Charge-transfer biexciton annihilation in a donor–acceptor co-crystal yields high-energy long-lived charge carriers

Organic donor–acceptor (D–A) co-crystals have attracted much interest due to their important optical and electronic properties. Co-crystals having ⋯DADA⋯ π-stacked morphologies are especially interesting because photoexcitation produces a charge-transfer (CT) exciton, D˙⁺–A˙⁻, between adjacent D–A molecules. Although several studies have reported on the steady-state optical properties of this type of CT exciton, very few have measured the dynamics of its formation and decay in a single D–A co-crystal.
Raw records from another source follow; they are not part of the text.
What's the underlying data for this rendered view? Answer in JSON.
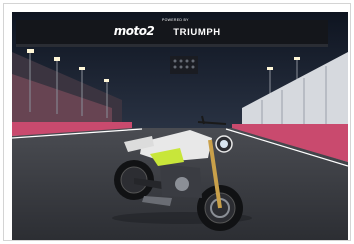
{
  "gantry": {
    "series_logo": "moto2",
    "powered_by": "POWERED BY",
    "brand": "TRIUMPH"
  },
  "colors": {
    "sky": "#1a2030",
    "track": "#3a3c42",
    "pit_wall": "#c94a6e",
    "bike_accent": "#c8e63a",
    "bike_body": "#e8e8e8"
  }
}
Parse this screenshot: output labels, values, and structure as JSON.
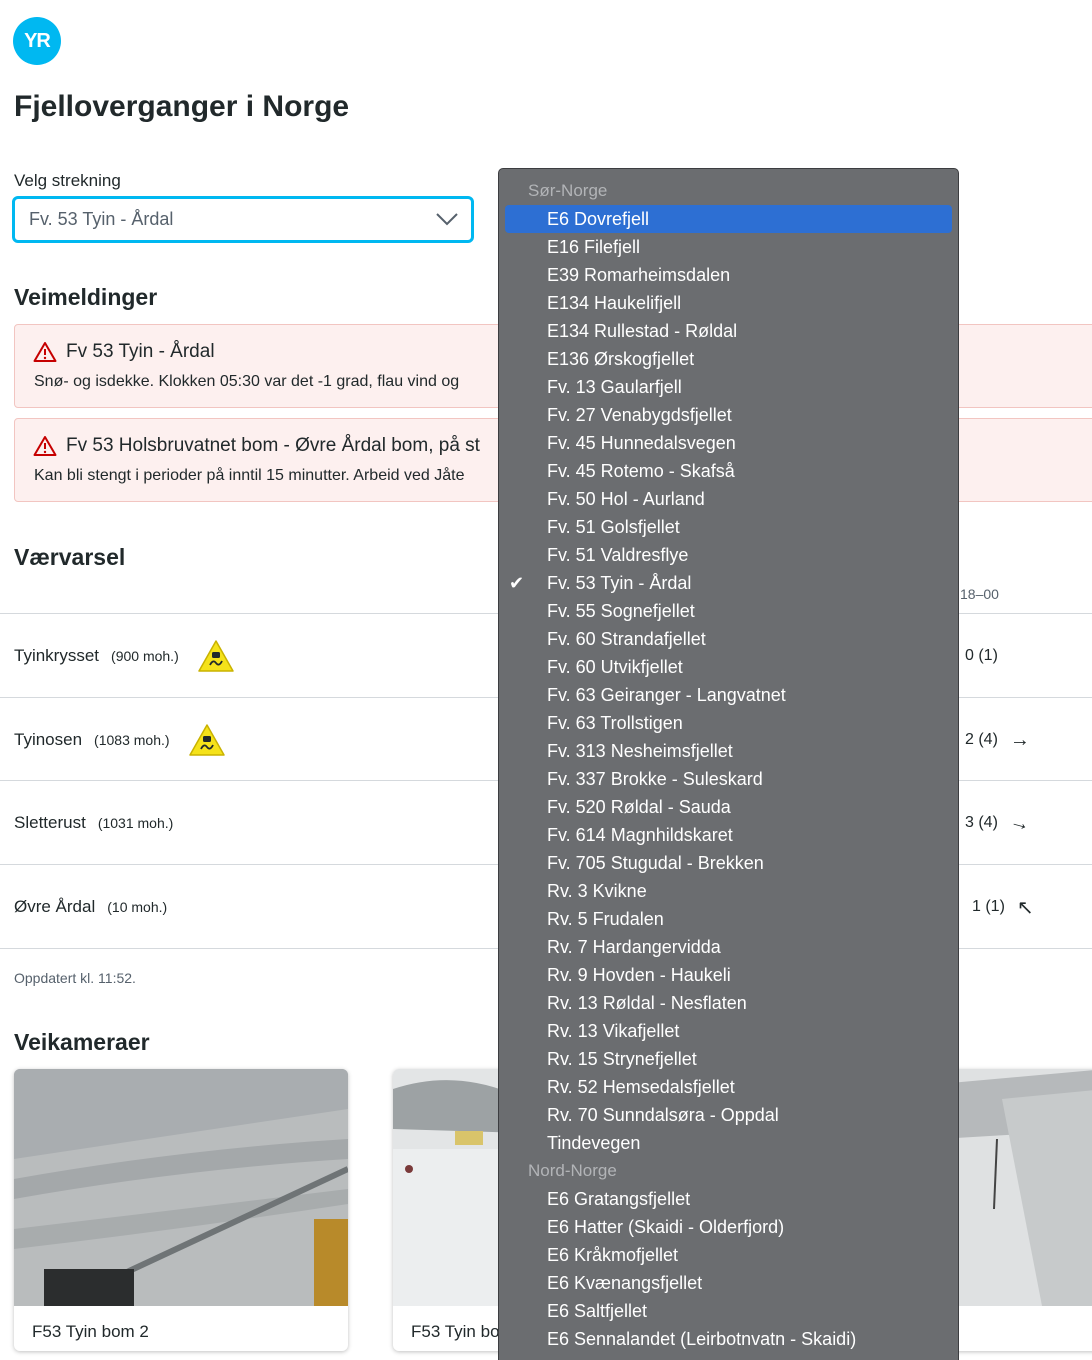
{
  "logo": {
    "text": "YR"
  },
  "page": {
    "title": "Fjelloverganger i Norge"
  },
  "select": {
    "label": "Velg strekning",
    "value": "Fv. 53 Tyin - Årdal"
  },
  "road_messages": {
    "title": "Veimeldinger",
    "items": [
      {
        "title": "Fv 53 Tyin - Årdal",
        "text": "Snø- og isdekke. Klokken 05:30 var det -1 grad, flau vind og"
      },
      {
        "title": "Fv 53 Holsbruvatnet bom - Øvre Årdal bom, på st",
        "text": "Kan bli stengt i perioder på inntil 15 minutter. Arbeid ved Jåte"
      }
    ]
  },
  "forecast": {
    "title": "Værvarsel",
    "column_header": "18–00",
    "rows": [
      {
        "name": "Tyinkrysset",
        "altitude": "(900 moh.)",
        "warning": true,
        "wind": "0 (1)",
        "arrow": ""
      },
      {
        "name": "Tyinosen",
        "altitude": "(1083 moh.)",
        "warning": true,
        "wind": "2 (4)",
        "arrow": "→"
      },
      {
        "name": "Sletterust",
        "altitude": "(1031 moh.)",
        "warning": false,
        "wind": "3 (4)",
        "arrow": "→"
      },
      {
        "name": "Øvre Årdal",
        "altitude": "(10 moh.)",
        "warning": false,
        "wind": "1 (1)",
        "arrow": "↖"
      }
    ],
    "updated": "Oppdatert kl. 11:52."
  },
  "cameras": {
    "title": "Veikameraer",
    "items": [
      {
        "label": "F53 Tyin bom 2"
      },
      {
        "label": "F53 Tyin bo"
      },
      {
        "label": ""
      }
    ]
  },
  "dropdown": {
    "groups": [
      {
        "name": "Sør-Norge",
        "items": [
          "E6 Dovrefjell",
          "E16 Filefjell",
          "E39 Romarheimsdalen",
          "E134 Haukelifjell",
          "E134 Rullestad - Røldal",
          "E136 Ørskogfjellet",
          "Fv. 13 Gaularfjell",
          "Fv. 27 Venabygdsfjellet",
          "Fv. 45 Hunnedalsvegen",
          "Fv. 45 Rotemo - Skafså",
          "Fv. 50 Hol - Aurland",
          "Fv. 51 Golsfjellet",
          "Fv. 51 Valdresflye",
          "Fv. 53 Tyin - Årdal",
          "Fv. 55 Sognefjellet",
          "Fv. 60 Strandafjellet",
          "Fv. 60 Utvikfjellet",
          "Fv. 63 Geiranger - Langvatnet",
          "Fv. 63 Trollstigen",
          "Fv. 313 Nesheimsfjellet",
          "Fv. 337 Brokke - Suleskard",
          "Fv. 520 Røldal - Sauda",
          "Fv. 614 Magnhildskaret",
          "Fv. 705 Stugudal - Brekken",
          "Rv. 3 Kvikne",
          "Rv. 5 Frudalen",
          "Rv. 7 Hardangervidda",
          "Rv. 9 Hovden - Haukeli",
          "Rv. 13 Røldal - Nesflaten",
          "Rv. 13 Vikafjellet",
          "Rv. 15 Strynefjellet",
          "Rv. 52 Hemsedalsfjellet",
          "Rv. 70 Sunndalsøra - Oppdal",
          "Tindevegen"
        ]
      },
      {
        "name": "Nord-Norge",
        "items": [
          "E6 Gratangsfjellet",
          "E6 Hatter (Skaidi - Olderfjord)",
          "E6 Kråkmofjellet",
          "E6 Kvænangsfjellet",
          "E6 Saltfjellet",
          "E6 Sennalandet (Leirbotnvatn - Skaidi)"
        ]
      }
    ],
    "highlighted": "E6 Dovrefjell",
    "selected": "Fv. 53 Tyin - Årdal"
  },
  "colors": {
    "brand": "#00b8f1",
    "highlight": "#2d6fd3",
    "alert_bg": "#fdf0ef",
    "warning_yellow": "#f5e21a"
  }
}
We have co-crystallized a peri-xanthenoxanthene (PXX) donor with a N,N-bis(3-pentyl)-2,5,8,11-tetraphenylperylene-3,4:9,10-bis(dicarboximide) (Ph4PDI) acceptor to give an orthorhombic PXX–Ph4PDI ⋯DADA⋯ π-stacked co-crystal with a CT transition dipole moment that is perpendicular to the transition moments for S_n ← S₀ excitation of PXX and Ph4PDI. Using polarized, broadband, femtosecond pump–probe microscopy, we have determined that selective photoexcitation of Ph4PDI in the single co-crystal results in CT exciton formation within the 300 fs instrument response time. At early times (0.3 ≤ t ≤ 500 ps), the CT excitons decay with a t^−1/2 dependence, which is attributed to CT biexciton annihilation within the one-dimensional ⋯DADA⋯ π-stacks producing high-energy, long-lived (>8 ns) electron–hole pairs in the crystal. These energetic charge carriers may prove useful in applications ranging from photovoltaics and opto-electronics to photocatalysis.

Femtosecond transient absorption microscopy of donor–acceptor single co-crystals shows that photogenerated charge transfer excitons in one-dimensional donor–acceptor π stacks annihilate to produce high-energy, long-lived electrons and holes.